Aunque ni siquiera él sabía por qué había ido al Lazy-B aquella tarde.
—Sí que puedo subir las escaleras —se defendió—. Y tu padre es muy amable, pero no era necesario.
Él se encogió de hombros y se dirigió a la cocina.
—Sólo es un gesto de buenos vecinos. Y no has visto que mi padre ha cocinado para todo un regimiento —dijo de camino.
Había estado en casa de los Chaves más de una vez. Sobre todo porque no había encontrado manera de rechazar las invitaciones de Alejandra para que se tomara un café o se quedara a comer. Aun así tuvo que abrir más de un armario para encontrar los platos. Sirvió una ración de espaguetis en uno de ellos y guardó el recipiente de plástico en la nevera. Buscó unos cubiertos y regresó al salón. Le entregó el plato a Paula.

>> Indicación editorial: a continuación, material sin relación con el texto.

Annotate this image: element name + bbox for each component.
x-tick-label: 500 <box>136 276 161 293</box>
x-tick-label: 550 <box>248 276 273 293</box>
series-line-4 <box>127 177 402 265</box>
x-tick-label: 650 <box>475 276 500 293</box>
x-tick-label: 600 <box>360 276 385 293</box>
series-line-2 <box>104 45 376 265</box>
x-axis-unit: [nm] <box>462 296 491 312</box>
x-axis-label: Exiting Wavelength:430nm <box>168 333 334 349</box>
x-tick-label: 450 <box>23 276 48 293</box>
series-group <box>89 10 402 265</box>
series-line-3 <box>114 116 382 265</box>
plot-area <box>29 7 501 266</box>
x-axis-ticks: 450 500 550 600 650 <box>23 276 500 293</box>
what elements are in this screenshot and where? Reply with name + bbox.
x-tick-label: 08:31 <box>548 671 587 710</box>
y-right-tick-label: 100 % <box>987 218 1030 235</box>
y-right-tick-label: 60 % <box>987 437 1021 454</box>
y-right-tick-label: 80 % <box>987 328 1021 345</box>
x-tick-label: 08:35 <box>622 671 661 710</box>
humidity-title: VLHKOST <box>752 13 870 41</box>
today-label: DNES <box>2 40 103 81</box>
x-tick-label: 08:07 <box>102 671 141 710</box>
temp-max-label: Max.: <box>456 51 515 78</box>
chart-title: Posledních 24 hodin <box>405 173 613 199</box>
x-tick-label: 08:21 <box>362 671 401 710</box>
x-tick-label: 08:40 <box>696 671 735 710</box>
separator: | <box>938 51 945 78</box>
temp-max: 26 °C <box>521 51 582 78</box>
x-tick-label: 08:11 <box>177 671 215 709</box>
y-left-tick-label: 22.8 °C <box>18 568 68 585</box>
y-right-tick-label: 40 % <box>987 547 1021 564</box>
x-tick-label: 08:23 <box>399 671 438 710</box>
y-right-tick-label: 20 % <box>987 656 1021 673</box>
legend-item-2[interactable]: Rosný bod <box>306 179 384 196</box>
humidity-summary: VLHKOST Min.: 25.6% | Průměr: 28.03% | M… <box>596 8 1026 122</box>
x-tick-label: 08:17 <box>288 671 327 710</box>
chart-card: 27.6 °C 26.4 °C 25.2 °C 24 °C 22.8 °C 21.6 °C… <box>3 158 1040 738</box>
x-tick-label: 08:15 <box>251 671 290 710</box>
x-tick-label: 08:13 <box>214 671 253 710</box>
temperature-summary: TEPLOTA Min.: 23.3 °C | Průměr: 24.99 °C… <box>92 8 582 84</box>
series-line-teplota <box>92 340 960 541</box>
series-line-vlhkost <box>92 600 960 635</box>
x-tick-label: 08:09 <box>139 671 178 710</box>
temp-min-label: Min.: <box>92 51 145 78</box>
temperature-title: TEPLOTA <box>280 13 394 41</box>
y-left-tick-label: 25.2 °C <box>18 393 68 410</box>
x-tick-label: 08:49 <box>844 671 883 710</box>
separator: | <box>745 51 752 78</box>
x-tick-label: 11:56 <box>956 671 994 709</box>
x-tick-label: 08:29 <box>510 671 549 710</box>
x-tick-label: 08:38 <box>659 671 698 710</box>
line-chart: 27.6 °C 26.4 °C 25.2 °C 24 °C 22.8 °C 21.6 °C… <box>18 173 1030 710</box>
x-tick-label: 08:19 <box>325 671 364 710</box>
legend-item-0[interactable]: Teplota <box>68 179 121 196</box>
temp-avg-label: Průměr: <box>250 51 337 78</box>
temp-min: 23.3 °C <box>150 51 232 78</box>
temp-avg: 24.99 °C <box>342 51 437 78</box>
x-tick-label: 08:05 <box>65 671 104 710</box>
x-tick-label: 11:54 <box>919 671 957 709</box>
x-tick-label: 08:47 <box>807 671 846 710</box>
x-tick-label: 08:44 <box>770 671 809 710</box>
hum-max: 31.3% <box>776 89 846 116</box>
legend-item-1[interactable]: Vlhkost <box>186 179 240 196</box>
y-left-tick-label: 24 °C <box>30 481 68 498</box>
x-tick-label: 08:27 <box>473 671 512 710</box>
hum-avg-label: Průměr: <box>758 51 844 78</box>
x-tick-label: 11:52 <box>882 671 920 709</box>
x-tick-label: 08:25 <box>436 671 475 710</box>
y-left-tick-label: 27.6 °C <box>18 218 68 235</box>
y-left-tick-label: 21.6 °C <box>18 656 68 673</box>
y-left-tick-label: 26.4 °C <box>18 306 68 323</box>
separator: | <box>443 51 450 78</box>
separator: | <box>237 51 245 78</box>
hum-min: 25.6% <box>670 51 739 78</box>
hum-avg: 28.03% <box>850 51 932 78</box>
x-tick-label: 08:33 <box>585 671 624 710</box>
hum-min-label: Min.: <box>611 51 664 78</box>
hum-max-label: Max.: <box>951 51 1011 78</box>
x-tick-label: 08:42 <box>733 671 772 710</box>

—Herirás su sentimiento si no te lo comes — otra mentira.
Ella agarró el plato y dijo:
—Repito que es un detalle por su parte, pero puedo cuidar de mí misma.
—De acuerdo —él se agachó para retirarle el plato.
Ella soltó una carcajada y se lo impidió.
—No soy tan tonta como para rechazar un plato de comida cuando está delante de mis narices — sonrió—. Y menos si no he tenido que cocinarlo — lo miró un instante—. ¿Vas a quedarte ahí mirando mientras como o te vas a sentar?
Ya había hecho lo que había ido a hacer. Entregarle la comida y olvidar la preocupación constante que se había instalado en su cabeza desde que la había visto en el cortacésped ese día.